地方の病院で内科医として勤務。業務のための医学学習にデジタルやAIを取り入れ、医師向けに情報発信を行う。著書『大学生のためのデジタル学習スタートガイド』ChatGPT o3に触れてAIの可能性について興味を持ち、AIに関する情報発信も開始。
現役医師のAI活用例
まずはじめに、AIをどうやって使用していけばよいか分からない方向けに、使用例を紹介します。
日常の文献検索・自己学習に
筆者は毎日、臨床の疑問や最新情報を調べる際にAIを利用します。AIが提示してくれた論文をチェックするだけで、自力で数十本の論文を検索する手間が省けます。さらに適切なプロンプト(質問)を投げかければ、自分好みの文体で要約してもらえるので便利です。
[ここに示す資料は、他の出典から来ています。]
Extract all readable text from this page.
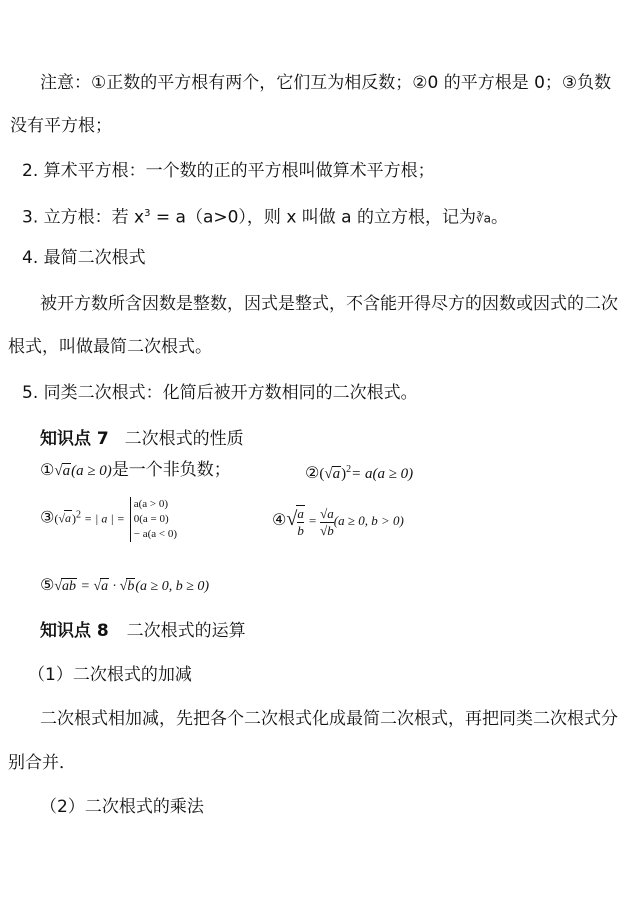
注意：①正数的平方根有两个，它们互为相反数；②0 的平方根是 0；③负数
没有平方根；
2. 算术平方根：一个数的正的平方根叫做算术平方根；
3. 立方根：若 $x^3 = a(a>0)$，则 x 叫做 a 的立方根，记为∛a。
4. 最简二次根式
被开方数所含因数是整数，因式是整式，不含能开得尽方的因数或因式的二次
根式，叫做最简二次根式。
5. 同类二次根式：化简后被开方数相同的二次根式。
知识点 7 二次根式的性质
①√a(a ≥ 0)是一个非负数；	$②(√a)^2= a(a \ge 0)$
$③(√a)^2$ = | a | =
a(a > 0)
0(a = 0)
− a(a < 0)
④√ $\frac{a}{b} = \frac{√a}{√b} (a \ge 0$, b > 0)
⑤√ab = √a · √b(a ≥ 0, b ≥ 0)
知识点 8 二次根式的运算
（1）二次根式的加减
二次根式相加减，先把各个二次根式化成最简二次根式，再把同类二次根式分
别合并．
（2）二次根式的乘法
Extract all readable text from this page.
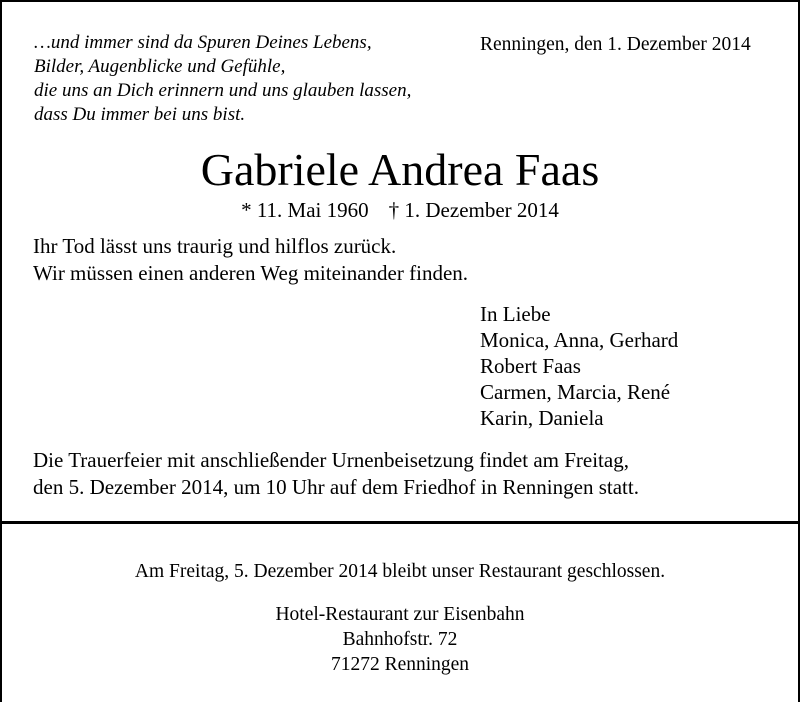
…und immer sind da Spuren Deines Lebens,
Bilder, Augenblicke und Gefühle,
die uns an Dich erinnern und uns glauben lassen,
dass Du immer bei uns bist.
Renningen, den 1. Dezember 2014
Gabriele Andrea Faas
* 11. Mai 1960 † 1. Dezember 2014
Ihr Tod lässt uns traurig und hilflos zurück.
Wir müssen einen anderen Weg miteinander finden.
In Liebe
Monica, Anna, Gerhard
Robert Faas
Carmen, Marcia, René
Karin, Daniela
Die Trauerfeier mit anschließender Urnenbeisetzung findet am Freitag,
den 5. Dezember 2014, um 10 Uhr auf dem Friedhof in Renningen statt.
Am Freitag, 5. Dezember 2014 bleibt unser Restaurant geschlossen.
Hotel-Restaurant zur Eisenbahn
Bahnhofstr. 72
71272 Renningen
AIは英語翻訳も得意なので、抄読会の準備にも適しています。もちろん自分でじっくり読む時間も必要だとは思いますが、先にAIで概要を把握すればよりスムーズに進められるでしょう。
診療業務以外での自動化
院内向けのカジュアルなプレゼン資料作成など、直接診療に関係のない業務も多いかと思います。こういった場合もAIは大活躍します。テーマに沿ってスライドの構成を考えさせたり、必要なイラストや図表を生成できます。
Geminiを使えば、スライド作成(Google slide)作業を自動化できますが、かなり大味な仕上がりで出力されるので、まだ人力での手直しは必要です。
試験勉強に
筆者は専門医試験の準備で、GoogleのAIサービスであるNotebookLMも使用しました。NotebookLMは通常のAIと異なり、ユーザー自身が登録した文献やガイドラインからのみ回答を導き出すAIです。そのため質の低い情報源が混ざらず、出力される情報の信頼性が高くなります。これは試験勉強と極めて相性が良いです。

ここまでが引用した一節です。